Strict control of
iron homeostasis is critical for the maintenance of normal lung function.
Iron accumulates in the lungs of patients with
idiopathic pulmonary fibrosis (PF), but the characteristics of
iron metabolism in the pathogenesis of PF and related targeting
therapeutics are not well studied. In this study, we investigated the cellular and molecular characteristics of
iron metabolism in fibrotic lungs and further explored the efficacy of
clioquinol (CQ) for the treatment of PF as well as its functional mechanism.
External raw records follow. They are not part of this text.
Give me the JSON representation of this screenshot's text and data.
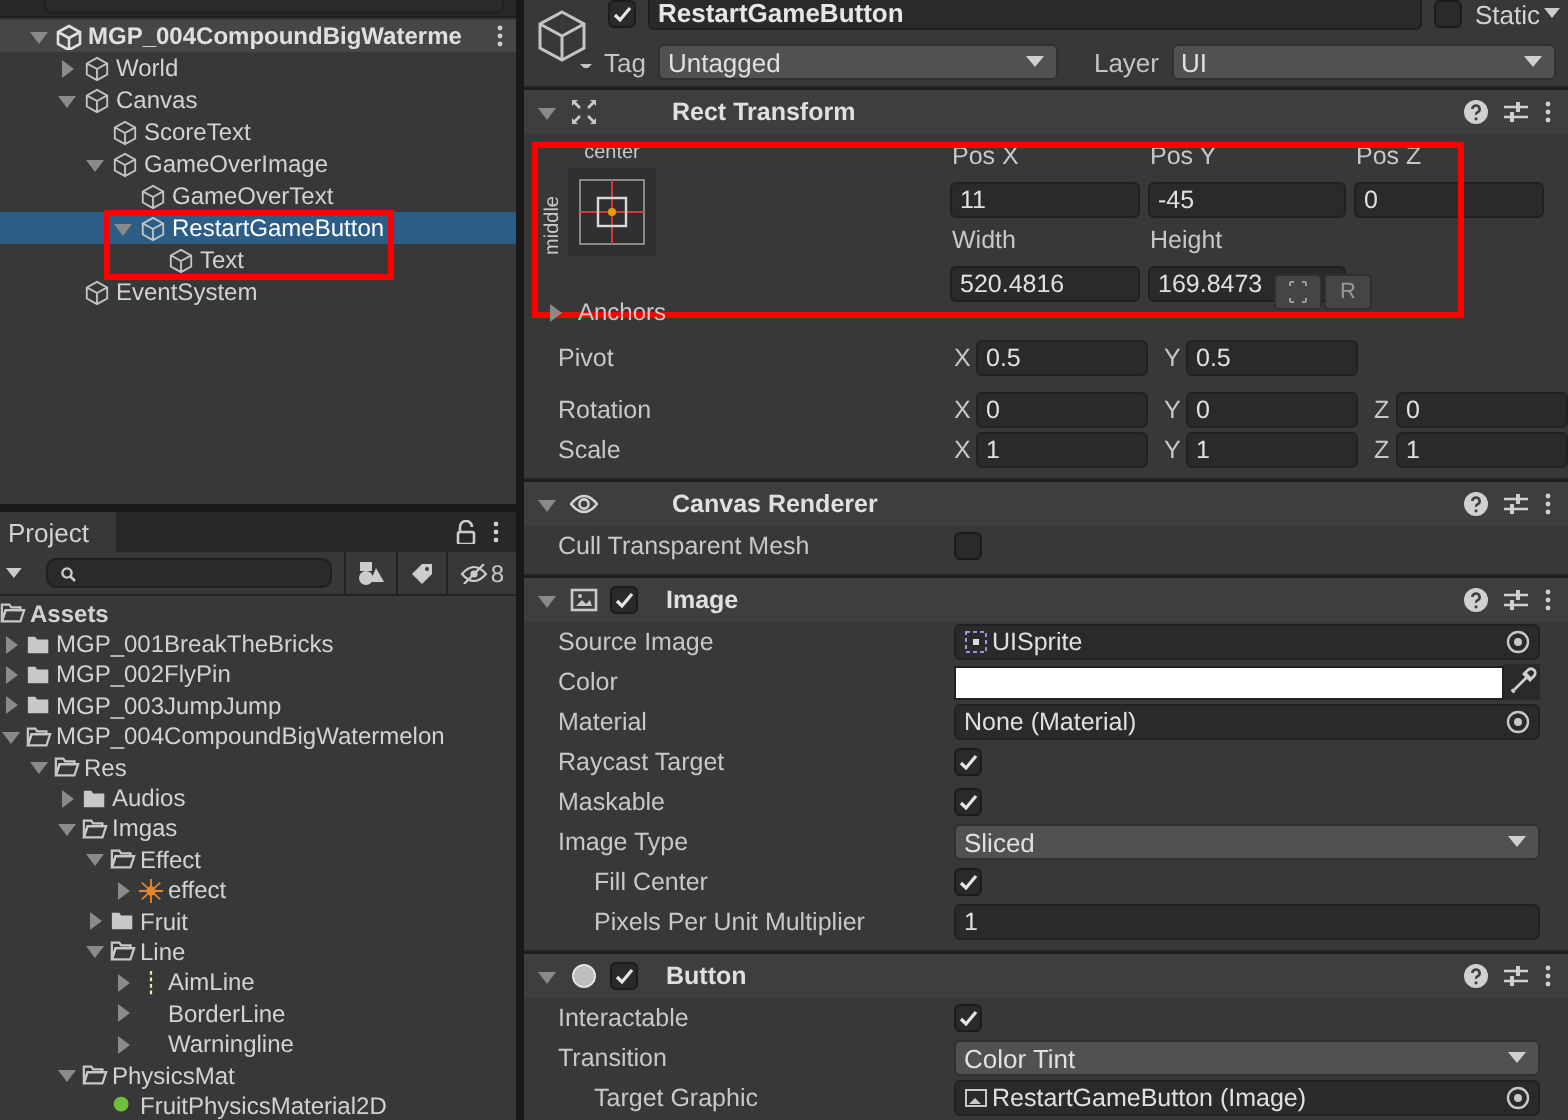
{
  "hierarchy": {
    "scene": {
      "label": "MGP_004CompoundBigWaterme",
      "expanded": true
    },
    "items": [
      {
        "label": "World",
        "expanded": false,
        "selected": false
      },
      {
        "label": "Canvas",
        "expanded": true,
        "selected": false,
        "children": [
          {
            "label": "ScoreText",
            "selected": false
          },
          {
            "label": "GameOverImage",
            "expanded": true,
            "selected": false,
            "children": [
              {
                "label": "GameOverText",
                "selected": false
              },
              {
                "label": "RestartGameButton",
                "expanded": true,
                "selected": true,
                "highlighted": true,
                "children": [
                  {
                    "label": "Text",
                    "selected": false
                  }
                ]
              }
            ]
          }
        ]
      },
      {
        "label": "EventSystem",
        "selected": false
      }
    ]
  },
  "project": {
    "tab": "Project",
    "hidden_count": "8",
    "items": [
      {
        "label": "Assets",
        "kind": "folder",
        "children": [
          {
            "label": "MGP_001BreakTheBricks",
            "kind": "folder",
            "expanded": false
          },
          {
            "label": "MGP_002FlyPin",
            "kind": "folder",
            "expanded": false
          },
          {
            "label": "MGP_003JumpJump",
            "kind": "folder",
            "expanded": false
          },
          {
            "label": "MGP_004CompoundBigWatermelon",
            "kind": "folder",
            "expanded": true,
            "children": [
              {
                "label": "Res",
                "kind": "folder",
                "expanded": true,
                "children": [
                  {
                    "label": "Audios",
                    "kind": "folder",
                    "expanded": false
                  },
                  {
                    "label": "Imgas",
                    "kind": "folder",
                    "expanded": true,
                    "children": [
                      {
                        "label": "Effect",
                        "kind": "folder",
                        "expanded": true,
                        "children": [
                          {
                            "label": "effect",
                            "kind": "sprite",
                            "expanded": false
                          }
                        ]
                      },
                      {
                        "label": "Fruit",
                        "kind": "folder",
                        "expanded": false
                      },
                      {
                        "label": "Line",
                        "kind": "folder",
                        "expanded": true,
                        "children": [
                          {
                            "label": "AimLine",
                            "kind": "line",
                            "expanded": false
                          },
                          {
                            "label": "BorderLine",
                            "expanded": false
                          },
                          {
                            "label": "Warningline",
                            "expanded": false
                          }
                        ]
                      }
                    ]
                  },
                  {
                    "label": "PhysicsMat",
                    "kind": "folder",
                    "expanded": true,
                    "children": [
                      {
                        "label": "FruitPhysicsMaterial2D",
                        "kind": "material"
                      }
                    ]
                  }
                ]
              }
            ]
          }
        ]
      }
    ]
  },
  "inspector": {
    "object": {
      "active": true,
      "name": "RestartGameButton",
      "static": false,
      "static_label": "Static",
      "tag_label": "Tag",
      "tag": "Untagged",
      "layer_label": "Layer",
      "layer": "UI"
    },
    "components": [
      {
        "kind": "rect_transform",
        "title": "Rect Transform",
        "expanded": true,
        "anchor_x": "center",
        "anchor_y": "middle",
        "highlighted": true,
        "fields": [
          {
            "label": "Pos X",
            "value": "11"
          },
          {
            "label": "Pos Y",
            "value": "-45"
          },
          {
            "label": "Pos Z",
            "value": "0"
          },
          {
            "label": "Width",
            "value": "520.4816"
          },
          {
            "label": "Height",
            "value": "169.8473"
          }
        ],
        "raw_button": "R",
        "anchors": {
          "label": "Anchors",
          "expanded": false
        },
        "vectors": [
          {
            "label": "Pivot",
            "axes": [
              {
                "axis": "X",
                "value": "0.5"
              },
              {
                "axis": "Y",
                "value": "0.5"
              }
            ]
          },
          {
            "label": "Rotation",
            "axes": [
              {
                "axis": "X",
                "value": "0"
              },
              {
                "axis": "Y",
                "value": "0"
              },
              {
                "axis": "Z",
                "value": "0"
              }
            ]
          },
          {
            "label": "Scale",
            "axes": [
              {
                "axis": "X",
                "value": "1"
              },
              {
                "axis": "Y",
                "value": "1"
              },
              {
                "axis": "Z",
                "value": "1"
              }
            ]
          }
        ]
      },
      {
        "kind": "canvas_renderer",
        "title": "Canvas Renderer",
        "expanded": true,
        "properties": [
          {
            "kind": "checkbox",
            "label": "Cull Transparent Mesh",
            "checked": false
          }
        ]
      },
      {
        "kind": "image",
        "title": "Image",
        "expanded": true,
        "enabled": true,
        "properties": [
          {
            "kind": "sprite_object",
            "label": "Source Image",
            "value": "UISprite"
          },
          {
            "kind": "color",
            "label": "Color",
            "color": "#ffffff"
          },
          {
            "kind": "object",
            "label": "Material",
            "value": "None (Material)"
          },
          {
            "kind": "checkbox",
            "label": "Raycast Target",
            "checked": true
          },
          {
            "kind": "checkbox",
            "label": "Maskable",
            "checked": true
          },
          {
            "kind": "dropdown",
            "label": "Image Type",
            "value": "Sliced"
          },
          {
            "kind": "checkbox",
            "label": "Fill Center",
            "checked": true,
            "indented": true
          },
          {
            "kind": "text",
            "label": "Pixels Per Unit Multiplier",
            "value": "1",
            "indented": true
          }
        ]
      },
      {
        "kind": "button",
        "title": "Button",
        "expanded": true,
        "enabled": true,
        "properties": [
          {
            "kind": "checkbox",
            "label": "Interactable",
            "checked": true
          },
          {
            "kind": "dropdown",
            "label": "Transition",
            "value": "Color Tint"
          },
          {
            "kind": "image_object",
            "label": "Target Graphic",
            "value": "RestartGameButton (Image)",
            "indented": true
          }
        ]
      }
    ]
  }
}
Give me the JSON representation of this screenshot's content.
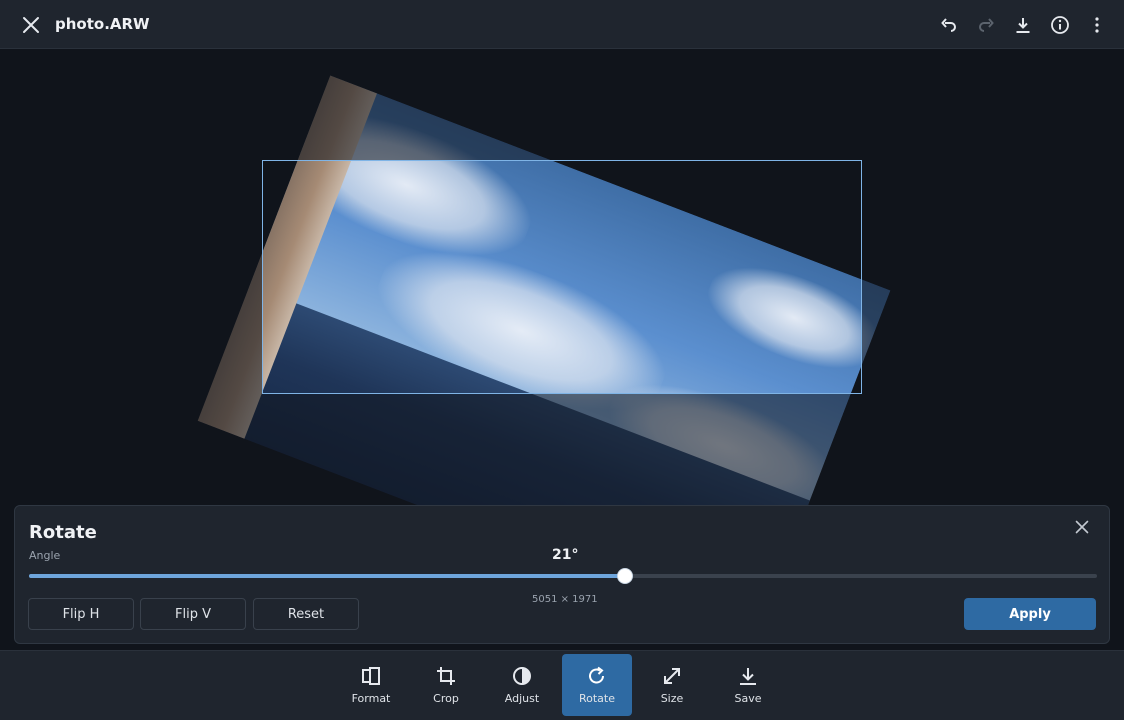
{
  "header": {
    "title": "photo.ARW",
    "icons": [
      "close-icon",
      "undo-icon",
      "redo-icon",
      "download-icon",
      "info-icon",
      "more-vertical-icon"
    ]
  },
  "rotate_panel": {
    "title": "Rotate",
    "angle_label": "Angle",
    "angle_value": "21°",
    "slider_fraction": 0.558,
    "dimensions": "5051 × 1971",
    "buttons": {
      "flip_h": "Flip H",
      "flip_v": "Flip V",
      "reset": "Reset",
      "apply": "Apply"
    }
  },
  "toolbar": {
    "active": "Rotate",
    "items": [
      {
        "label": "Format",
        "icon": "format-icon"
      },
      {
        "label": "Crop",
        "icon": "crop-icon"
      },
      {
        "label": "Adjust",
        "icon": "adjust-icon"
      },
      {
        "label": "Rotate",
        "icon": "rotate-icon"
      },
      {
        "label": "Size",
        "icon": "resize-icon"
      },
      {
        "label": "Save",
        "icon": "save-icon"
      }
    ]
  },
  "colors": {
    "accent": "#2e6aa3",
    "slider_fill": "#6ea5dc",
    "panel_bg": "#1f252e",
    "canvas_bg": "#10141b"
  }
}
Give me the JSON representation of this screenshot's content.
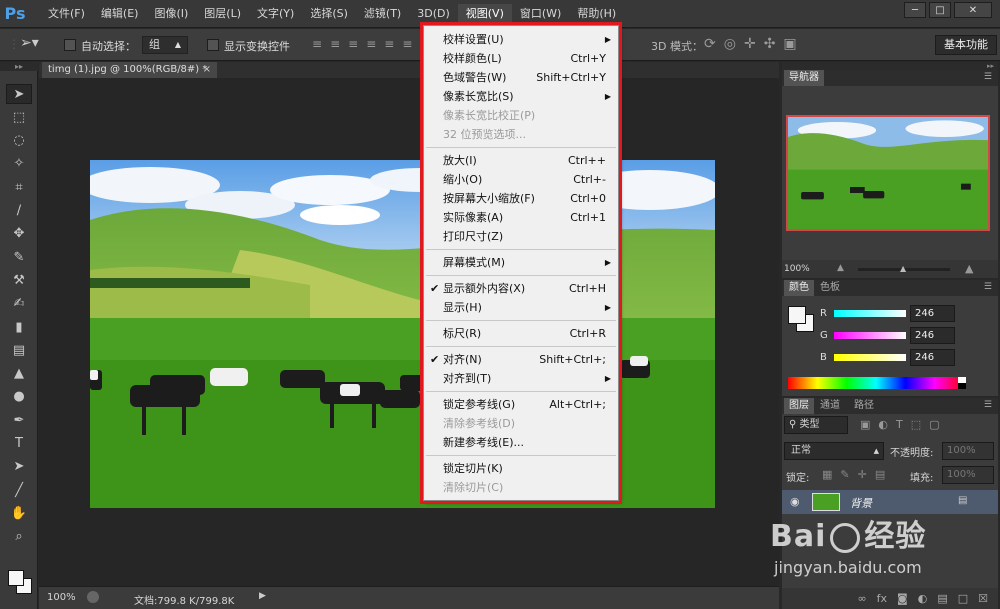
{
  "app": {
    "logo": "Ps"
  },
  "menubar": [
    "文件(F)",
    "编辑(E)",
    "图像(I)",
    "图层(L)",
    "文字(Y)",
    "选择(S)",
    "滤镜(T)",
    "3D(D)",
    "视图(V)",
    "窗口(W)",
    "帮助(H)"
  ],
  "window_controls": [
    "minimize-icon",
    "maximize-icon",
    "close-icon"
  ],
  "options": {
    "auto_select_label": "自动选择：",
    "auto_select_value": "组",
    "show_transform_label": "显示变换控件",
    "mode_3d_label": "3D 模式：",
    "workspace": "基本功能"
  },
  "document": {
    "tab": "timg (1).jpg @ 100%(RGB/8#) *"
  },
  "status": {
    "zoom": "100%",
    "doc": "文档:799.8 K/799.8K"
  },
  "view_menu": [
    {
      "label": "校样设置(U)",
      "shortcut": "",
      "submenu": true,
      "disabled": false
    },
    {
      "label": "校样颜色(L)",
      "shortcut": "Ctrl+Y",
      "submenu": false,
      "disabled": false
    },
    {
      "label": "色域警告(W)",
      "shortcut": "Shift+Ctrl+Y",
      "submenu": false,
      "disabled": false
    },
    {
      "label": "像素长宽比(S)",
      "shortcut": "",
      "submenu": true,
      "disabled": false
    },
    {
      "label": "像素长宽比校正(P)",
      "shortcut": "",
      "submenu": false,
      "disabled": true
    },
    {
      "label": "32 位预览选项...",
      "shortcut": "",
      "submenu": false,
      "disabled": true
    },
    {
      "label": "放大(I)",
      "shortcut": "Ctrl++",
      "submenu": false,
      "disabled": false
    },
    {
      "label": "缩小(O)",
      "shortcut": "Ctrl+-",
      "submenu": false,
      "disabled": false
    },
    {
      "label": "按屏幕大小缩放(F)",
      "shortcut": "Ctrl+0",
      "submenu": false,
      "disabled": false
    },
    {
      "label": "实际像素(A)",
      "shortcut": "Ctrl+1",
      "submenu": false,
      "disabled": false
    },
    {
      "label": "打印尺寸(Z)",
      "shortcut": "",
      "submenu": false,
      "disabled": false
    },
    {
      "label": "屏幕模式(M)",
      "shortcut": "",
      "submenu": true,
      "disabled": false
    },
    {
      "label": "显示额外内容(X)",
      "shortcut": "Ctrl+H",
      "submenu": false,
      "disabled": false,
      "checked": true
    },
    {
      "label": "显示(H)",
      "shortcut": "",
      "submenu": true,
      "disabled": false
    },
    {
      "label": "标尺(R)",
      "shortcut": "Ctrl+R",
      "submenu": false,
      "disabled": false
    },
    {
      "label": "对齐(N)",
      "shortcut": "Shift+Ctrl+;",
      "submenu": false,
      "disabled": false,
      "checked": true
    },
    {
      "label": "对齐到(T)",
      "shortcut": "",
      "submenu": true,
      "disabled": false
    },
    {
      "label": "锁定参考线(G)",
      "shortcut": "Alt+Ctrl+;",
      "submenu": false,
      "disabled": false
    },
    {
      "label": "清除参考线(D)",
      "shortcut": "",
      "submenu": false,
      "disabled": true
    },
    {
      "label": "新建参考线(E)...",
      "shortcut": "",
      "submenu": false,
      "disabled": false
    },
    {
      "label": "锁定切片(K)",
      "shortcut": "",
      "submenu": false,
      "disabled": false
    },
    {
      "label": "清除切片(C)",
      "shortcut": "",
      "submenu": false,
      "disabled": true
    }
  ],
  "navigator": {
    "title": "导航器",
    "zoom": "100%"
  },
  "color_panel": {
    "tabs": [
      "颜色",
      "色板"
    ],
    "r_label": "R",
    "g_label": "G",
    "b_label": "B",
    "r": "246",
    "g": "246",
    "b": "246"
  },
  "layers_panel": {
    "tabs": [
      "图层",
      "通道",
      "路径"
    ],
    "filter": "类型",
    "blend_mode": "正常",
    "opacity_label": "不透明度:",
    "opacity": "100%",
    "lock_label": "锁定:",
    "fill_label": "填充:",
    "fill": "100%",
    "layer_name": "背景"
  },
  "watermark": {
    "line1": "Bai",
    "line2": "经验",
    "url": "jingyan.baidu.com"
  }
}
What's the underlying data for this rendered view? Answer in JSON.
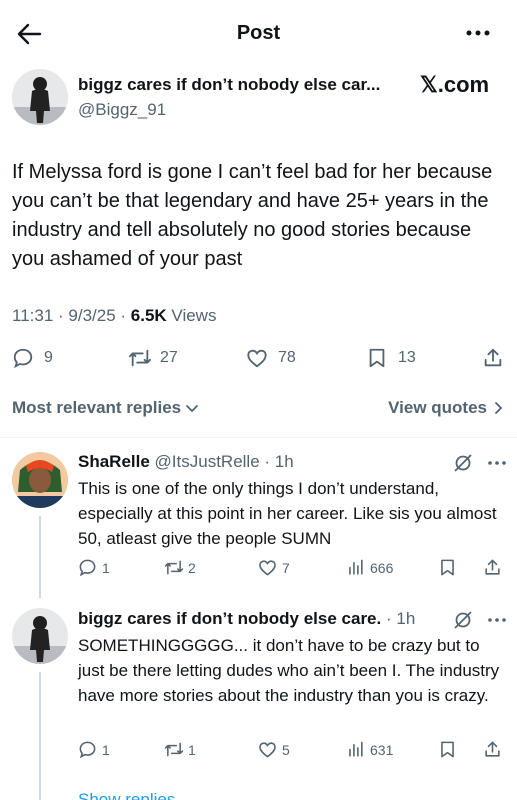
{
  "header": {
    "title": "Post"
  },
  "tweet": {
    "author_name": "biggz cares if don’t nobody else car...",
    "source_badge": "𝕏.com",
    "handle": "@Biggz_91",
    "text": "If Melyssa ford is gone I can’t feel bad for her because you can’t be that legendary and have 25+ years in the industry and tell absolutely no good stories because you ashamed of your past",
    "time": "11:31 · 9/3/25 · ",
    "views_count": "6.5K",
    "views_label": " Views",
    "reply_count": "9",
    "retweet_count": "27",
    "like_count": "78",
    "bookmark_count": "13"
  },
  "replies_bar": {
    "sort_label": "Most relevant replies",
    "quotes_label": "View quotes"
  },
  "replies": [
    {
      "name": "ShaRelle",
      "handle": "@ItsJustRelle",
      "time": "· 1h",
      "text": "This is one of the only things I don’t understand, especially at this point in her career. Like sis you almost 50, atleast give the people SUMN",
      "reply_count": "1",
      "retweet_count": "2",
      "like_count": "7",
      "view_count": "666"
    },
    {
      "name": "biggz cares if don’t nobody else care.",
      "handle": "",
      "time": "· 1h",
      "text": "SOMETHINGGGGG... it don’t have to be crazy but to just be there letting dudes who ain’t been I. The industry have more stories about the industry than you is crazy.",
      "reply_count": "1",
      "retweet_count": "1",
      "like_count": "5",
      "view_count": "631"
    }
  ],
  "show_replies_label": "Show replies",
  "icons": {
    "back": "arrow-left-icon",
    "more": "more-horizontal-icon",
    "reply": "comment-bubble-icon",
    "retweet": "retweet-icon",
    "like": "heart-icon",
    "bookmark": "bookmark-icon",
    "share": "share-icon",
    "views": "bar-chart-icon",
    "grok": "grok-slash-icon",
    "chevron": "chevron-icon"
  },
  "colors": {
    "text": "#0f1419",
    "secondary": "#536471",
    "link": "#1d9bf0",
    "divider": "#eff3f4"
  }
}
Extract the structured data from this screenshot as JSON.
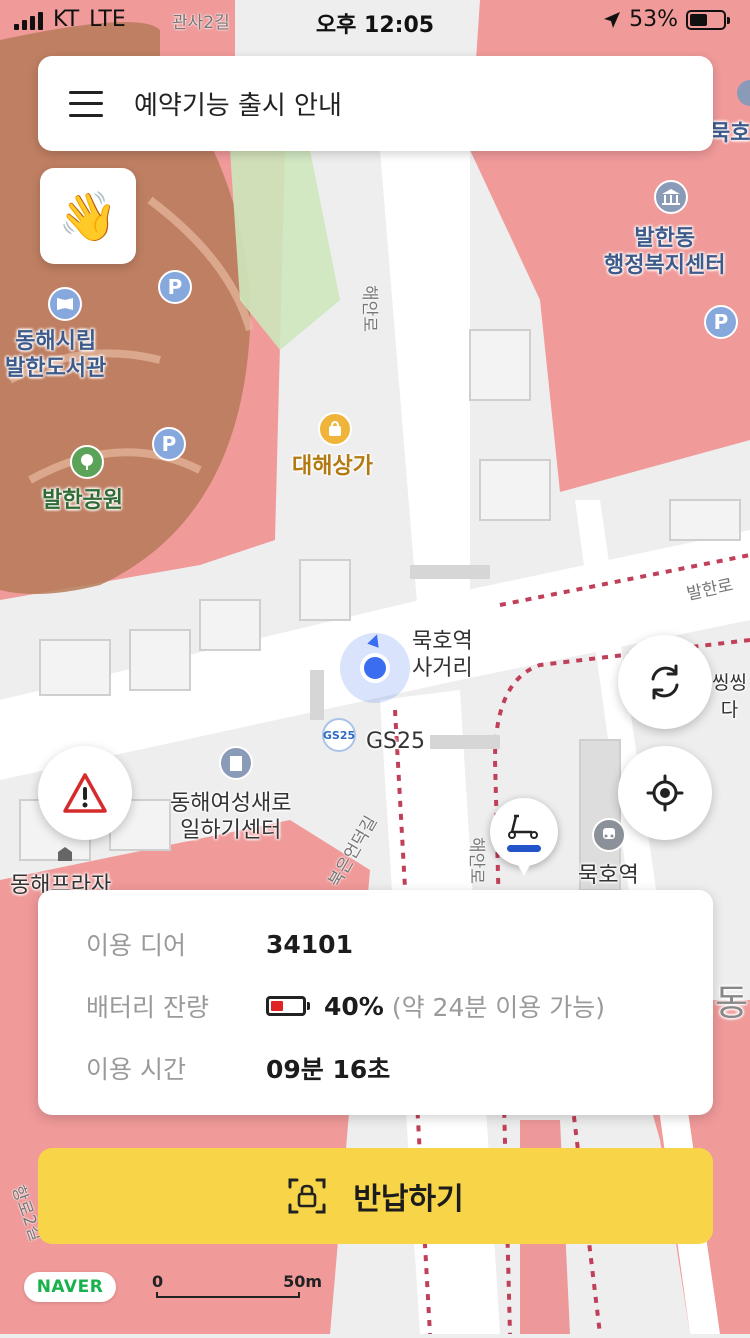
{
  "status_bar": {
    "carrier": "KT",
    "network": "LTE",
    "time": "오후 12:05",
    "battery_percent": "53%",
    "battery_level": 0.53
  },
  "top_bar": {
    "title": "예약기능 출시 안내"
  },
  "map": {
    "labels": {
      "library": "동해시립\n발한도서관",
      "park": "발한공원",
      "shop": "대해상가",
      "community_center": "발한동\n행정복지센터",
      "intersection": "묵호역\n사거리",
      "convenience_store": "GS25",
      "women_center": "동해여성새로\n일하기센터",
      "station": "묵호역",
      "plaza": "동해프라자",
      "top_right_partial": "묵호",
      "right_partial": "씽씽\n다",
      "far_right_partial": "동"
    },
    "roads": {
      "haean_ro_top": "해안로",
      "balhan_ro": "발한로",
      "haean_ro_bottom": "해안로",
      "bukeun_deok_gil": "북은언덕길",
      "gwansa_2gil": "관사2길",
      "hanggu_2gil": "항로2길"
    },
    "poi_glyphs": {
      "parking": "P",
      "convenience_badge": "GS25"
    }
  },
  "info_card": {
    "deer_label": "이용 디어",
    "deer_value": "34101",
    "battery_label": "배터리 잔량",
    "battery_value": "40%",
    "battery_note": "(약 24분 이용 가능)",
    "battery_level": 0.4,
    "time_label": "이용 시간",
    "time_value": "09분 16초"
  },
  "return_button": {
    "label": "반납하기"
  },
  "footer": {
    "logo": "NAVER",
    "scale_start": "0",
    "scale_end": "50m"
  },
  "colors": {
    "zone_red": "#ef8f8f",
    "park_brown": "#b07050",
    "accent_yellow": "#f8d548",
    "location_blue": "#3b6df0",
    "scooter_blue": "#2355c9",
    "warning_red": "#e02424",
    "naver_green": "#17b24b"
  },
  "icons": {
    "menu": "hamburger-menu-icon",
    "wave": "waving-hand-icon",
    "warning": "warning-triangle-icon",
    "refresh": "refresh-icon",
    "locate": "my-location-icon",
    "scooter": "kickboard-icon",
    "unlock": "qr-lock-icon"
  }
}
Iron aggregates accumulated in the lungs of patients with idiopathic PF, and FTL (
ferritin light chain) transcripts were increased in their pulmonary fibroblasts. In the
bleomycin (BLM)-induced PF (BLM-PF) mouse model, pulmonary
iron accumulation is a very early and concomitant event of PF. Labile
iron pool levels in both fibroblasts and macrophages from the BLM-PF model were elevated, and
iron metabolism was dysregulated. CQ attenuated PF induced by BLM and
FITC, and
iron-saturated CQ did not alleviate BLM-PF. Furthermore, CQ inhibited the activation of fibroblasts, including proliferation, fibrotic differentiation, proinflammatory
cytokine secretion, and migration. In conclusion, our study demonstrated that CQ, acting as an
iron chelator, attenuates experimental PF through inactivation of fibroblasts, providing support for targeting
iron metabolism as a basis for PF treatment.